Craft a Compelling Cover Letter:Your cover letter is your chance to shine! Use it to explain why you're passionate about quantitative research and how your skills can contribute to our team. Be specific about your experience with systematic trading strategies and machine learning.
Showcase Relevant Projects:If you've worked on any projects involving machine learning models or quantitative trading, make sure to include them in your application. We love seeing real-world applications of your skills, so don’t hold back on the details!
Apply Through Our Website:We encourage you to apply through our website for a smoother process. It helps us keep track of your application and ensures you’re considered for the role. Plus, it’s super easy to do!
How to prepare for a job interview at ANSON MCCADE
✨Know Your ML Techniques
Make sure you brush up on the latest machine learning techniques, especially those relevant to systematic trading.
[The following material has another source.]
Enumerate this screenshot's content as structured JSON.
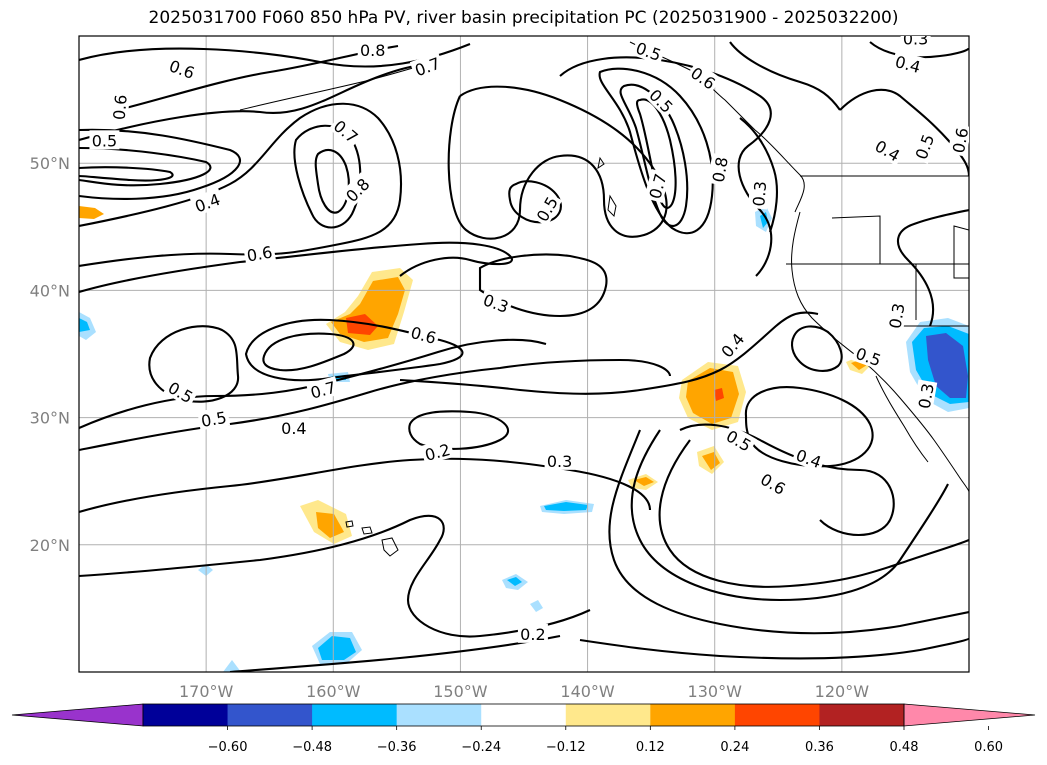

Be ready to discuss how you've applied these in a production setting, and have examples at hand that showcase your experience with models like SVMs, GBMs, or DNNs.
✨Showcase Your Programming Skills
Since strong programming skills are a must, be prepared to demonstrate your proficiency in languages like Python or C++. You might even be asked to solve a coding problem on the spot, so practice common algorithms and data structures beforehand.
✨Research the Company and Team
Familiarise yourself with the hedge fund's history, its trading strategies, and the team’s approach to quantitative research. This will not only help you answer questions more effectively but also show your genuine interest in the role and the company.
✨Prepare for Technical Questions
Expect technical questions that dive deep into your quantitative research experience. Be ready to discuss your past projects, particularly those involving intraday securities return prediction, and how you approached data gathering, analysis, and model implementation.